A report commissioned by the Prince of Wales into the cost of complementary medicines has sparked controversy.
The Prince of Wales is a strong supporter of homeopathic medicine
Prince Charles, an enthusiast for alternative medicine, asked an independent economist to work out how much such therapies could save the NHS.
Christopher Smallwood, former economics adviser to Barclays Bank, will submit his report to ministers in this autumn.
But a leading complementary medicine expert said such analyses should be left to the official NHS watchdog.
Professor Edzard Ernst, professor of complementary and alternative medicine at the University of Exeter warned that otherwise, unproved treatments could be integrated into the NHS at the expense of other therapies.
"Potentially, that could be quite detrimental to the NHS," he said.
He accused the report, commissioned by Prince Charles but funded by two independent charities, of introducing double standards in healthcare provision.
"One standard exists already for mainstream medicine and a new standard is being created for complementary medicine."
He believes the National Institute for Health and Clinical Excellence (NICE), which conducts cost analyses for conventional medicines, should be the one to assess the cost-benefits for the NHS of providing therapies such as homeopathy.
"The issue itself - the question of whether it saves money or costs extra money - is crucial.
"It will absolutely determine the future of complementary medicine in this country.
"Because it is so important, it is essential to base it on high quality research. That has to come from a team of experts well versed in health economics in medicine and complementary medicine," Professor Ernst said.

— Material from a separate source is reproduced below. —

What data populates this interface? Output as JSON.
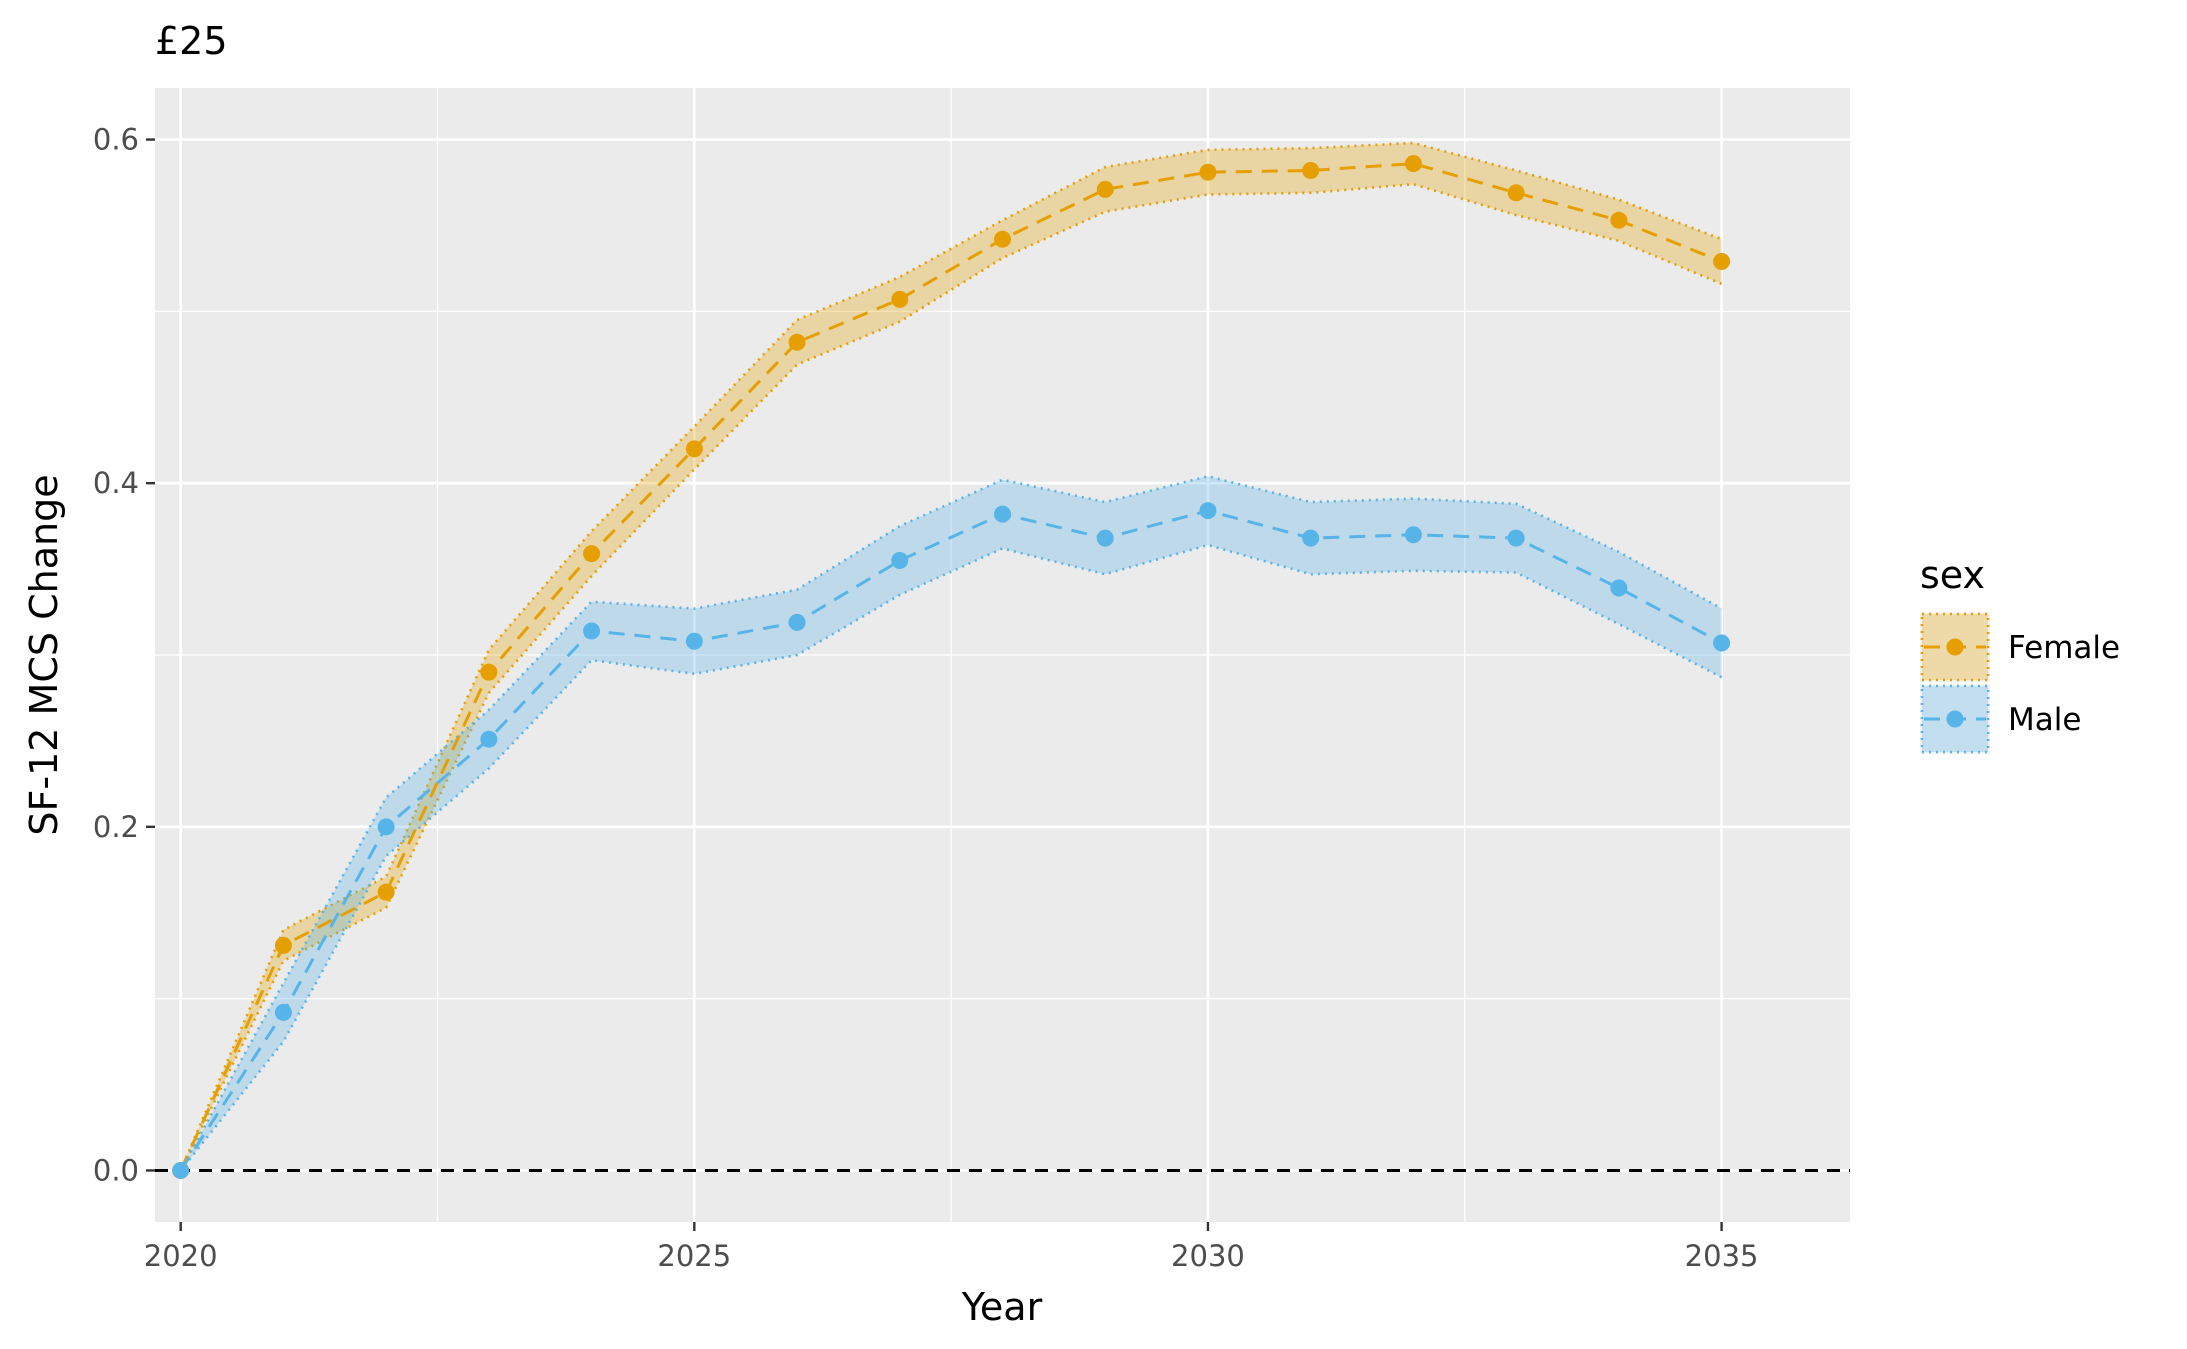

Paddy Haverson, the Prince's communications secretary, said: "It is entirely inappropriate for anyone to be commenting on the report when it has not even been completed, let alone published."
He said the Prince had asked Mr Smallwood to conduct the analysis because he was independent of the Prince's Foundation for Integrated Health, which promotes alternative medicine therapies.
This month, the Patients Association has called for all GPs to provide patients with the choice of using complementary medicine where it had been proven to work.
But the British Medical Association said while access should be more "equitable", there needed to be better regulation.
Evan Harris, Liberal Democrat science spokesman, said: "I am very dubious about whether NHS money that could be spend on things that have been shown to work should be spent on things, however popular they are."
He said any cost-benefit review of complementary medicines should be based on peer-reviewed, non-biased reports.